I'm going to build that up and go for the same kind of setup.

Thanks for you help,

Dave.
Title: Re: Spring tension
Post by: wilko on 10.07. 2011 00:42
Watch out for the concourse police Trev!
Title: Re: Spring tension
Post by: chaterlea25 on 10.07. 2011 22:31
Hi All,
Way back when I was sorting out the frame on my SR, I despaired at the poxy design and resolved to try and improve it
Both the stand and frame pivots were totally fkd!!
My solution was to make a tubular bush by drilling and reaming a solid bar 3/4OD with a 1/2 hole
I welded this in position between the worn frame lugs, I drilled it in the centre to take a grease nipple
I built up the stand holes with weld then drillled out the pivot holes to 1/2in.
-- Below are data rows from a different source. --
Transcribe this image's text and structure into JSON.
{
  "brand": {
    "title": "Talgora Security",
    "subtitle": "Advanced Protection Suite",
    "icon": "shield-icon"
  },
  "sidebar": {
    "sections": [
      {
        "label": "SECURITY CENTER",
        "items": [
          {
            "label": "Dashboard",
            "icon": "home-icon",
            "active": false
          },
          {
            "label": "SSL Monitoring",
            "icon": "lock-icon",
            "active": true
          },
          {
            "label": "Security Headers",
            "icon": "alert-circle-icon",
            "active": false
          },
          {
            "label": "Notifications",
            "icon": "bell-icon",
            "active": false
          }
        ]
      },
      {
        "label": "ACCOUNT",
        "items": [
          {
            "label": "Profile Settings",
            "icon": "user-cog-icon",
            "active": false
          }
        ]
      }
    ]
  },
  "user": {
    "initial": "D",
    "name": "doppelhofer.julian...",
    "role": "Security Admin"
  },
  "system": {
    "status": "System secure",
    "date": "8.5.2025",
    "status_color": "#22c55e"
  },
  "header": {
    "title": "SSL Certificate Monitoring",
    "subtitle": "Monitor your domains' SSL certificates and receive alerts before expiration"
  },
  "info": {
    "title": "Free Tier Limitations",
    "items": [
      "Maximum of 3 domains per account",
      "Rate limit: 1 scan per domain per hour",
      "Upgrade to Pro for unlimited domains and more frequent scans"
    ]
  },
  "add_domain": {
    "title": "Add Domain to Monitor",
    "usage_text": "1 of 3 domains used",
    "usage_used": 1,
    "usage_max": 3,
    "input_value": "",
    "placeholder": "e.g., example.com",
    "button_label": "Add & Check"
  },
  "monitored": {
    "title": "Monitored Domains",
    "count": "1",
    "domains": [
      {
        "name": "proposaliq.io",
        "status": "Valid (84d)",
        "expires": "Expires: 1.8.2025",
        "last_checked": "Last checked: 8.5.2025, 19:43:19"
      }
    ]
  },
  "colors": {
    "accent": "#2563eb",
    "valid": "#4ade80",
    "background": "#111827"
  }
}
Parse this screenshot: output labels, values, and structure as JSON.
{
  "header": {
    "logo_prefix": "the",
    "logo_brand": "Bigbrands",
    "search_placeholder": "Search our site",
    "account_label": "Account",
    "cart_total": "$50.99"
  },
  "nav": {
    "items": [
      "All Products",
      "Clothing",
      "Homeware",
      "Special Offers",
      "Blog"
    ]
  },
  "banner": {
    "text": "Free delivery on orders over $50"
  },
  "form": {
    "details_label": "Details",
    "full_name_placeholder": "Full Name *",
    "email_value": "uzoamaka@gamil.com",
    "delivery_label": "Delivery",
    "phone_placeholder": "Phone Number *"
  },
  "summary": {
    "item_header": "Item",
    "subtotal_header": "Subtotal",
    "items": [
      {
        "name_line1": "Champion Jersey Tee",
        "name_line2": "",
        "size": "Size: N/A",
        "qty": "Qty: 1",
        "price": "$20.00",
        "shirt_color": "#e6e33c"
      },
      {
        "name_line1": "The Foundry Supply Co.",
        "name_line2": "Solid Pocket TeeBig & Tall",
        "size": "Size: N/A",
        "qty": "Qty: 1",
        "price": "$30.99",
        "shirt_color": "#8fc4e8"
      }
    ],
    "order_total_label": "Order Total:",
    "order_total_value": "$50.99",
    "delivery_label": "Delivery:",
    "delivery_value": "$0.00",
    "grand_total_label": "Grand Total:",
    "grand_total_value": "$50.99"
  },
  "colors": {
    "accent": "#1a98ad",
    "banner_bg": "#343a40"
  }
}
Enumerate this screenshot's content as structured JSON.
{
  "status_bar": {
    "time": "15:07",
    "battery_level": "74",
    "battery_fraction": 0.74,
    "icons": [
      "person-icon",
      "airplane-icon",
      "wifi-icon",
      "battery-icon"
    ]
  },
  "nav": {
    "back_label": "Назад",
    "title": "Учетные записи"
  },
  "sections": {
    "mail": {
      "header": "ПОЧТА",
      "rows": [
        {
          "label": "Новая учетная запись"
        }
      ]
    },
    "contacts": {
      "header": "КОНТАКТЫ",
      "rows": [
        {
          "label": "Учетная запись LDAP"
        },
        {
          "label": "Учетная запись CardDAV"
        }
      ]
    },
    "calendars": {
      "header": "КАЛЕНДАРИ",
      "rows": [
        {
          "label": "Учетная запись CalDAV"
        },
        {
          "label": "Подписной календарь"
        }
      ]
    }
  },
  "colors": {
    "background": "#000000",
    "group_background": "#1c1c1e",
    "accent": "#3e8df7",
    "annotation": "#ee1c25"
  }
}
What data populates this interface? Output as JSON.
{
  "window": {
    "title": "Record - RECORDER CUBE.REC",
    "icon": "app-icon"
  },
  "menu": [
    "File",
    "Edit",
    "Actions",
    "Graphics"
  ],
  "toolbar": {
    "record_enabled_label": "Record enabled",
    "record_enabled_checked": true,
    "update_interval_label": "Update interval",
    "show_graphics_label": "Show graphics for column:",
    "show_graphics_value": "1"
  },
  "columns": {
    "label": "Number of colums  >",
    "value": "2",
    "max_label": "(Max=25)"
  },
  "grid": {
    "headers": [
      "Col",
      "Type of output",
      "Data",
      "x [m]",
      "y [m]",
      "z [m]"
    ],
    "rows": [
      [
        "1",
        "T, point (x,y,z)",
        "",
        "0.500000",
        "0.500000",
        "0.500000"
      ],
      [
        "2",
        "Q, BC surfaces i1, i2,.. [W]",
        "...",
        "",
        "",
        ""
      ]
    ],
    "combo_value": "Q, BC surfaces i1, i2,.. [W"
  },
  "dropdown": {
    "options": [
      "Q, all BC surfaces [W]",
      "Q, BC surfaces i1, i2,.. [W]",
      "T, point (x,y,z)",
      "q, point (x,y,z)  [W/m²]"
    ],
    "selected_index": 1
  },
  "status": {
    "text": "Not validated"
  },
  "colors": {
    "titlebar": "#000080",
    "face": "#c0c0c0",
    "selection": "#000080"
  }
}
I welded extra thickness around the outside of  the pivots to strengthen them!
I made a new pivot pin with a threaded end and bolted this through the stand/frame
This setup results in the stand bearing on the long tube rather than the narrow lugs on the frame /stand!!

I looked at my RGS project the other day and the pivots on the frame are also very worn, even though they are the heavier type than the SR *sad2* *sad2*
HTH
John O R
Title: Re: Spring tension
Post by: Hubie on 13.07. 2011 07:26
I've put a few miles under the A10 after putting the clutch back together, no slip, no drag can snick it into neutral at idle and it pulls very cleanly and smoothly now.  Bike will be in fine fettle after sorting the centre stand.   *smile*

Cheers,
Hubie
Title: Re: Spring tension
Post by: Hubie on 22.07. 2011 07:24
Was at a mate's place today, we got the oxy out and a washer fashioned to the same shape as the stand mount on the frame and added it to the frame and strengthened it.  All is well now and the bike is going fantastic.  Need a new cork seal for one of the fuel taps and I have a throttle cable on the way.  Other than that, she's tip top.

Cheers,
Hubie.
Title: Re: Spring tension
Post by: muskrat on 22.07. 2011 08:38
Good to hear Dave.
What I like about these old bikes is there is always something to give you an excuse to go to the shed.